E c’è un altro elemento che ha fatto scattare l’allarme: la paralisi istituzionale. Moody’s ha evidenziato come l’assenza di un dialogo costruttivo tra Congresso e Casa Bianca stia minando la credibilità stessa del governo. La sequenza infinita di minacce di shutdown, scontri sul tetto del debito, veti incrociati e stalli parlamentari ha reso chiaro che non c’è una strategia nazionale sostenibile. Solo compromessi di corto respiro e campagne elettorali permanenti.
Lo stesso Trump, nel suo ritorno alla guida del Paese, ha rilanciato con forza i suoi cavalli di battaglia: tagli fiscali su larga scala, difesa della sovranità monetaria, e attacchi frontali alla Federal Reserve. Una linea che ha spaventato anche gli ambienti finanziari. Perché se il debito cresce e il potere di intervento della Fed viene messo in discussione, gli Stati Uniti rischiano di perdere l’ultimo pilastro della loro egemonia economica: la fiducia.
Per ora, Bessent prova a tranquillizzare i mercati: «La nostra crescita supererà l’aumento del debito. Abbiamo un piano per ridurre la spesa». Ma nessun dettaglio è stato fornito. E nel frattempo, il Congresso ha bloccato proprio il disegno di legge fiscale dell’amministrazione, che mirava a estendere i tagli del 2017 per altri dieci anni. Anche all’interno del partito repubblicano, crescono i malumori. Cinque deputati hanno votato contro, preoccupati per l’effetto esplosivo sul deficit.
Il punto più critico resta proprio questo: nessuno ha più una vera idea su come riportare in equilibrio i conti pubblici. I tagli alla spesa sono impopolari, aumentare le tasse è un tabù, e le promesse di crescita infinita suonano sempre più come slogan. Il declassamento potrebbe essere solo il primo segnale. I tassi sui titoli del Tesoro sono già saliti, aumentando il costo del debito. Gli investitori iniziano a chiedersi quanto a lungo potranno ancora fidarsi del dollaro come valuta di riserva mondiale.

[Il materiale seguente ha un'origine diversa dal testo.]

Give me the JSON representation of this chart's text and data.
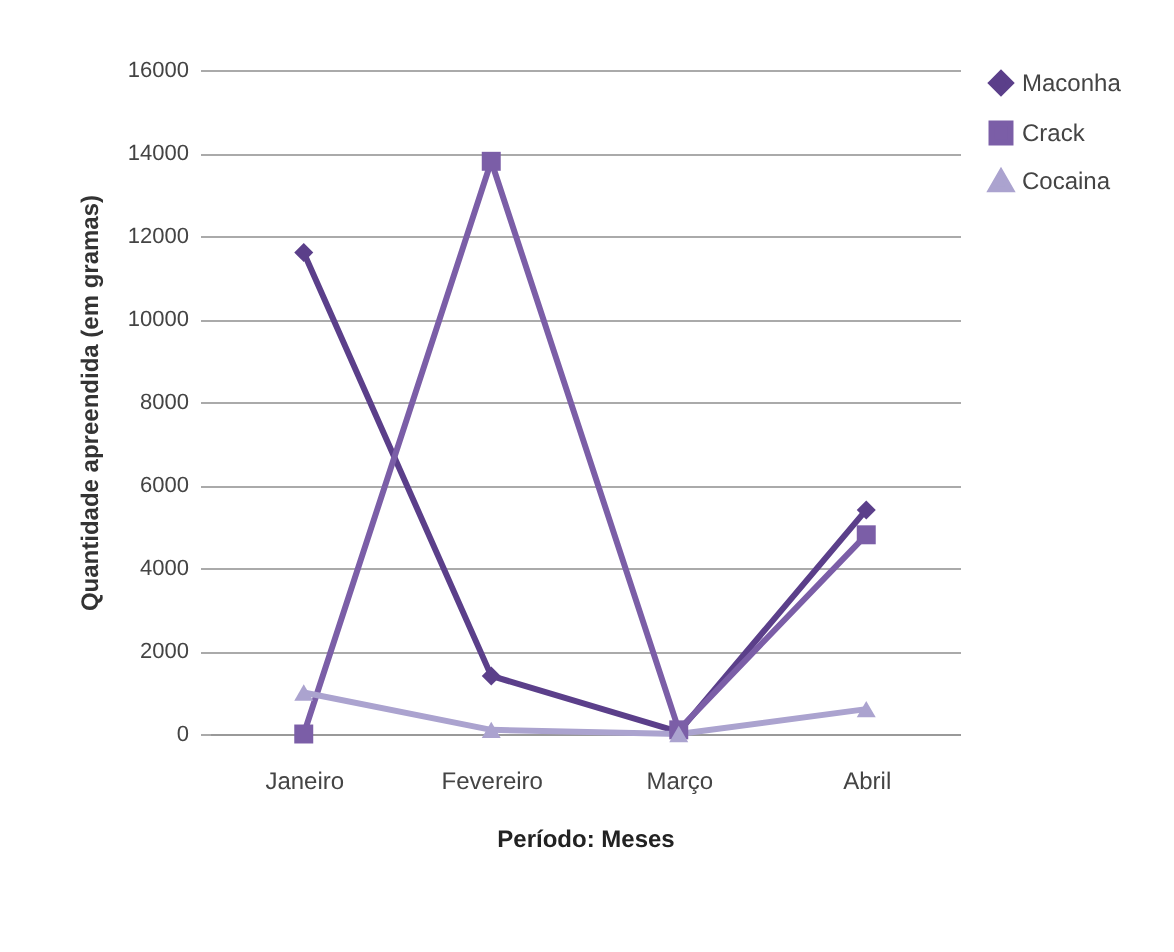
{
  "chart_data": {
    "type": "line",
    "xlabel": "Período: Meses",
    "ylabel": "Quantidade apreendida (em gramas)",
    "categories": [
      "Janeiro",
      "Fevereiro",
      "Março",
      "Abril"
    ],
    "series": [
      {
        "name": "Maconha",
        "color": "#5b3f8a",
        "marker": "diamond",
        "values": [
          11600,
          1400,
          50,
          5400
        ]
      },
      {
        "name": "Crack",
        "color": "#7b5ea7",
        "marker": "square",
        "values": [
          0,
          13800,
          100,
          4800
        ]
      },
      {
        "name": "Cocaina",
        "color": "#aba3cf",
        "marker": "triangle",
        "values": [
          1000,
          100,
          0,
          600
        ]
      }
    ],
    "ylim": [
      0,
      16000
    ],
    "yticks": [
      0,
      2000,
      4000,
      6000,
      8000,
      10000,
      12000,
      14000,
      16000
    ],
    "grid": "y",
    "legend": "right",
    "line_style": "solid"
  }
}
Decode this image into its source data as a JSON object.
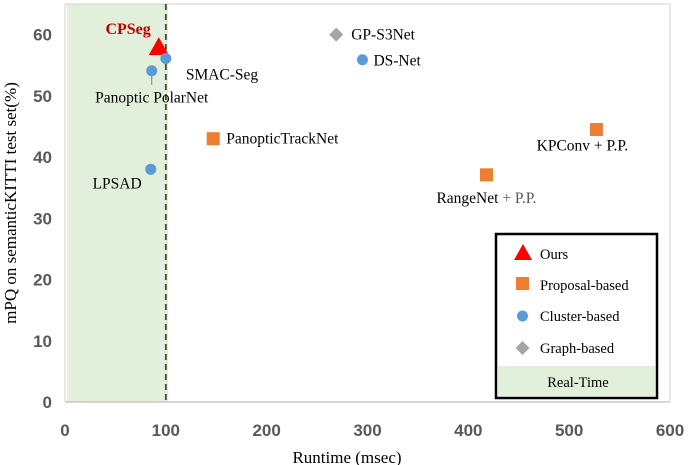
{
  "chart_data": {
    "type": "scatter",
    "xlabel": "Runtime (msec)",
    "ylabel": "mPQ on semanticKITTI test set(%)",
    "xlim": [
      0,
      600
    ],
    "ylim": [
      0,
      65
    ],
    "x_ticks": [
      "0",
      "100",
      "200",
      "300",
      "400",
      "500",
      "600"
    ],
    "y_ticks": [
      "0",
      "10",
      "20",
      "30",
      "40",
      "50",
      "60"
    ],
    "grid": false,
    "realtime_threshold_x": 100,
    "legend_position": "bottom-right",
    "series": [
      {
        "name": "Ours",
        "marker": "triangle",
        "color": "#ff0000",
        "points": [
          {
            "label": "CPSeg",
            "x": 93,
            "y": 57.8
          }
        ]
      },
      {
        "name": "Proposal-based",
        "marker": "square",
        "color": "#ed7d31",
        "points": [
          {
            "label": "PanopticTrackNet",
            "x": 147,
            "y": 43
          },
          {
            "label": "RangeNet",
            "label_suffix": " + P.P.",
            "x": 418,
            "y": 37.1
          },
          {
            "label": "KPConv + P.P.",
            "x": 527,
            "y": 44.5
          }
        ]
      },
      {
        "name": "Cluster-based",
        "marker": "circle",
        "color": "#5b9bd5",
        "points": [
          {
            "label": "SMAC-Seg",
            "x": 100,
            "y": 56.1
          },
          {
            "label": "Panoptic PolarNet",
            "x": 86,
            "y": 54.1
          },
          {
            "label": "LPSAD",
            "x": 85,
            "y": 38
          },
          {
            "label": "DS-Net",
            "x": 295,
            "y": 55.9
          }
        ]
      },
      {
        "name": "Graph-based",
        "marker": "diamond",
        "color": "#a5a5a5",
        "points": [
          {
            "label": "GP-S3Net",
            "x": 269,
            "y": 60
          }
        ]
      }
    ],
    "legend": {
      "entries": [
        "Ours",
        "Proposal-based",
        "Cluster-based",
        "Graph-based"
      ],
      "realtime_label": "Real-Time"
    }
  }
}
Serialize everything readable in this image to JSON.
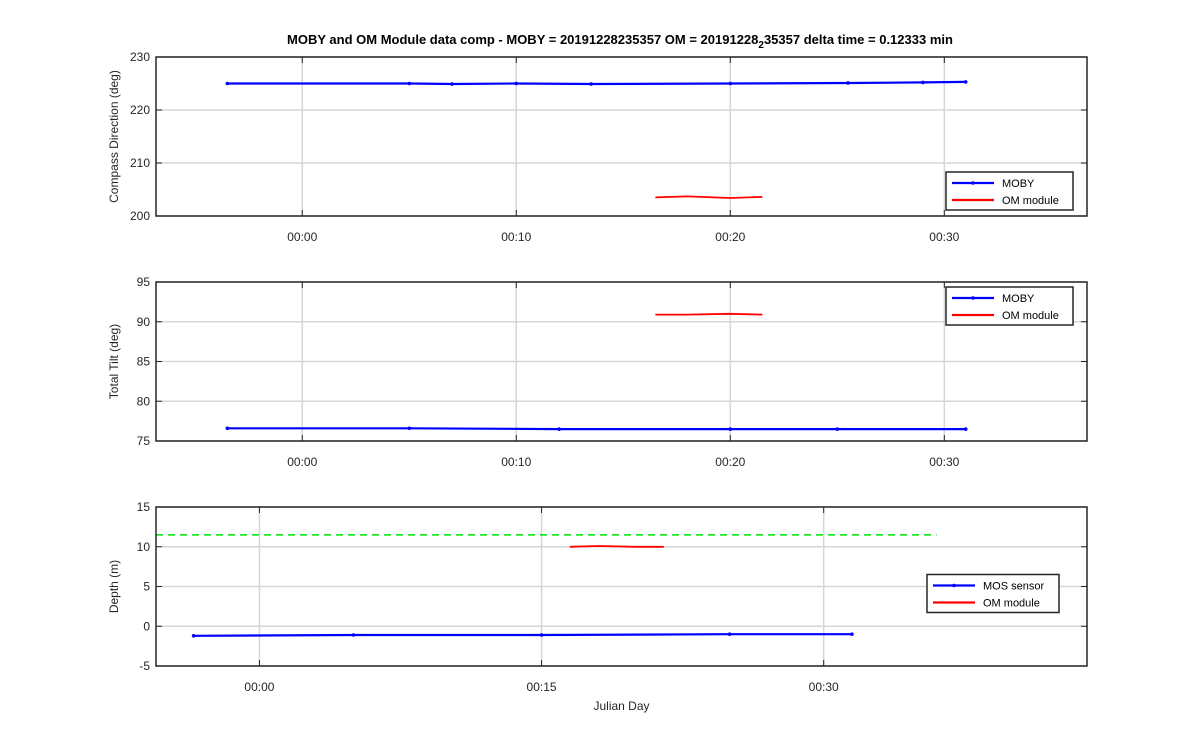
{
  "chart_data": [
    {
      "type": "line",
      "title_parts": [
        "MOBY and OM Module data comp - MOBY = 20191228235357 OM = 20191228",
        "2",
        "35357 delta time = 0.12333 min"
      ],
      "ylabel": "Compass Direction (deg)",
      "xlabel": "",
      "xlim": [
        "23:53:10",
        "00:36:40"
      ],
      "ylim": [
        200,
        230
      ],
      "xticks": [
        "00:00",
        "00:10",
        "00:20",
        "00:30"
      ],
      "yticks": [
        200,
        210,
        220,
        230
      ],
      "grid": true,
      "legend_position": "bottom-right",
      "series": [
        {
          "name": "MOBY",
          "color": "#0000ff",
          "x": [
            "23:56:30",
            "00:05:00",
            "00:07:00",
            "00:10:00",
            "00:13:30",
            "00:20:00",
            "00:25:30",
            "00:29:00",
            "00:31:00"
          ],
          "y": [
            225.0,
            225.0,
            224.9,
            225.0,
            224.9,
            225.0,
            225.1,
            225.2,
            225.3
          ]
        },
        {
          "name": "OM module",
          "color": "#ff0000",
          "x": [
            "00:16:30",
            "00:18:00",
            "00:20:00",
            "00:21:30"
          ],
          "y": [
            203.5,
            203.7,
            203.4,
            203.6
          ]
        }
      ]
    },
    {
      "type": "line",
      "ylabel": "Total Tilt (deg)",
      "xlabel": "",
      "xlim": [
        "23:53:10",
        "00:36:40"
      ],
      "ylim": [
        75,
        95
      ],
      "xticks": [
        "00:00",
        "00:10",
        "00:20",
        "00:30"
      ],
      "yticks": [
        75,
        80,
        85,
        90,
        95
      ],
      "grid": true,
      "legend_position": "top-right",
      "series": [
        {
          "name": "MOBY",
          "color": "#0000ff",
          "x": [
            "23:56:30",
            "00:05:00",
            "00:12:00",
            "00:20:00",
            "00:25:00",
            "00:31:00"
          ],
          "y": [
            76.6,
            76.6,
            76.5,
            76.5,
            76.5,
            76.5
          ]
        },
        {
          "name": "OM module",
          "color": "#ff0000",
          "x": [
            "00:16:30",
            "00:18:00",
            "00:20:00",
            "00:21:30"
          ],
          "y": [
            90.9,
            90.9,
            91.0,
            90.9
          ]
        }
      ]
    },
    {
      "type": "line",
      "ylabel": "Depth (m)",
      "xlabel": "Julian Day",
      "xlim": [
        "23:54:30",
        "00:44:00"
      ],
      "ylim": [
        -5,
        15
      ],
      "xticks": [
        "00:00",
        "00:15",
        "00:30"
      ],
      "yticks": [
        -5,
        0,
        5,
        10,
        15
      ],
      "grid": true,
      "legend_position": "middle-right",
      "reference_line": {
        "y": 11.5,
        "color": "#00dd00",
        "style": "dashed",
        "x_range": [
          "23:54:30",
          "00:36:00"
        ]
      },
      "series": [
        {
          "name": "MOS sensor",
          "color": "#0000ff",
          "x": [
            "23:56:30",
            "00:05:00",
            "00:15:00",
            "00:25:00",
            "00:31:30"
          ],
          "y": [
            -1.2,
            -1.1,
            -1.1,
            -1.0,
            -1.0
          ]
        },
        {
          "name": "OM module",
          "color": "#ff0000",
          "x": [
            "00:16:30",
            "00:18:00",
            "00:20:00",
            "00:21:30"
          ],
          "y": [
            10.0,
            10.1,
            10.0,
            10.0
          ]
        }
      ]
    }
  ]
}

La Casa Bianca minimizza, il Tesoro difende, e intanto la macchina americana scricchiola. Gli Stati Uniti non sono sull’orlo del default, ma la traiettoria non è rassicurante. Moody’s ha lanciato un messaggio chiaro: senza un piano credibile, il “sogno americano” rischia di trasformarsi in una gigantesca cambiale da pagare. E nessuno, da Washington in giù, sembra voler essere il primo a firmarla.